Well, enough about me. What about you, dear listeners? Is your weight in an acceptable range? Would God call you a good steward of the body He has entrusted into your care? According to obesity charts (based on a person's BMI), a man of average height (5'10") and average muscular build is considered to be overweight at 174 pounds, obese at 209 pounds, and severely obese at 279 pounds on the scale. A woman of average height (5'5") and average muscular build is considered to be overweight at 150 pounds, obese at 180 pounds, and severely obese at 240 pounds on the scale. By way of disclaimer, some charts do vary a little in their numbers since there is no definitive way of assessing obesity.

So, should a Christian never enjoy a large meal? Is feasting on some special occasion (e.g., a birthday, family gatherings, Thanksgiving, etc.) always a sin? I believe the answer is "no." John 2 comes to mind where Jesus attended a wedding celebration. The point I want to observe is this: Jesus participated in a feast where there was evidently plenty of food (they didn't run out of that) and plenty of drink (thanks to Jesus). If Jesus could participate in such an occasion without sinning, then so can I (cf. Heb. 4:15). I Corinthians 10:31 is also helpful here - "Therefore, whether you eat or drink, or whatever you do, do all to the glory of God." I'm not about to become the "Plate Police," and tell you that going back for seconds (or even thirds) is always wrong. Can you eat seconds to the glory of God? Perhaps, but you sure can't do it regularly if you are going to take good care of the body God has entrusted into your care. You decide when to pick up the fork and when to put it down! All food, even dessert, has some value to the human body (some foods more so than others), but that value is negated when the total calories of the food ingested consistently exceeds what is needed by the individual. If you just can't seem to help yourself and continue to eat far more than your body requires, you've got a problem--and it will be apparent to those around you. When little attempt is made to control the appetites of the body, such a person will carry around an advertisement of his lack of self-control (typically, a large stomach)!

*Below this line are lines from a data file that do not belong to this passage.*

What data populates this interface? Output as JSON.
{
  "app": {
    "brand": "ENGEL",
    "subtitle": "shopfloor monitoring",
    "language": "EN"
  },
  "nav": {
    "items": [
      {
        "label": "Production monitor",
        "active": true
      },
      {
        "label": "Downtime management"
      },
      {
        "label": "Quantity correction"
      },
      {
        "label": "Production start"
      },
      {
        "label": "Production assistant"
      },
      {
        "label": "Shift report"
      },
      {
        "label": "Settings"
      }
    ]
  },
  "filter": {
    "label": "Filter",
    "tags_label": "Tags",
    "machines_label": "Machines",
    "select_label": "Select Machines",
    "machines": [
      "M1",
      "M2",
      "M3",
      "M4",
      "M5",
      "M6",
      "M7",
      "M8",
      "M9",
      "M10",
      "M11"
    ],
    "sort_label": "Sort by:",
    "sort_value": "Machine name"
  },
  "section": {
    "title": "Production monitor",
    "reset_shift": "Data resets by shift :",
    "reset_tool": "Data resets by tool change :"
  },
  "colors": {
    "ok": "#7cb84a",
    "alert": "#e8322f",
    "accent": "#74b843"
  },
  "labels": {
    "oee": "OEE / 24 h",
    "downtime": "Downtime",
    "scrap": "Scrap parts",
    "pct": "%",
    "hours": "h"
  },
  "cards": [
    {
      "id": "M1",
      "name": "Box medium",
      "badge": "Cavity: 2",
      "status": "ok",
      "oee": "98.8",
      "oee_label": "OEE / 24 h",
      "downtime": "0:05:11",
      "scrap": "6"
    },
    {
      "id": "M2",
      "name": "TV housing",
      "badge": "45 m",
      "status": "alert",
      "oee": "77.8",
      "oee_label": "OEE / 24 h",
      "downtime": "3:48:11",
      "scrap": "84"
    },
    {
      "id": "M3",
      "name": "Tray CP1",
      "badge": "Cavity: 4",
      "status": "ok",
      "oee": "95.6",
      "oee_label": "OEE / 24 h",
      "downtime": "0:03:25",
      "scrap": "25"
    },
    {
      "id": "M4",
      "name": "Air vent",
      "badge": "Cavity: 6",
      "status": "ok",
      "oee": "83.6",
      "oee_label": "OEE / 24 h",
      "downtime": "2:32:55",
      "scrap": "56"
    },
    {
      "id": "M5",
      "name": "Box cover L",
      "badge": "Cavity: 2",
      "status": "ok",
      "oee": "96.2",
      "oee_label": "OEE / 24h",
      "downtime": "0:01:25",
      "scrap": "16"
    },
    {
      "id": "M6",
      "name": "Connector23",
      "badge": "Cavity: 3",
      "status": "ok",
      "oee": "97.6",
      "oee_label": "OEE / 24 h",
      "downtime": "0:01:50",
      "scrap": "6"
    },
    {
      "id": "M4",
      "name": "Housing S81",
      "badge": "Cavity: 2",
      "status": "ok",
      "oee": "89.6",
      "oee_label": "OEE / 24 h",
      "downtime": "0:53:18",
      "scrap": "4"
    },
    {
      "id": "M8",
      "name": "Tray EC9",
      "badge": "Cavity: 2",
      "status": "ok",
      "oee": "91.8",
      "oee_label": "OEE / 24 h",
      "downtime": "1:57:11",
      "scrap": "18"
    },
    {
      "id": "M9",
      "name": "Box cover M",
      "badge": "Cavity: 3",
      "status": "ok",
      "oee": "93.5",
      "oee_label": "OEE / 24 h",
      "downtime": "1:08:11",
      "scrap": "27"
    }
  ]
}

Paul wrote in Philippians 3:18,19 - "For many walk, of whom I have told you often, and now tell you even weeping, that they are the enemies of the cross of Christ: whose end is destruction, whose god is their belly, and whose glory is in their shame--who set their mind on earthly things." Paul denounces those "whose god is their belly." The worshiping of anything before God is the sin of idolatry. If Paul states that one's stomach (or desires) can become one's god, then we need to take heed. If we let our appetites rule us, we sin (this applies to any type of excess, not just eating). Our minds are to be set on things above (cf. Col. 3:2). One who is consumed with eating is not seeking the kingdom of God and righteousness first (cf. Matt. 6:33). As someone once said about this type of person: "The kitchen is their shrine, the cook their priest, the table their altar, and their belly their god." It is good and necessary to eat in order to live, but living to eat is a mistake.

We will continue addressing this theme in our next lesson.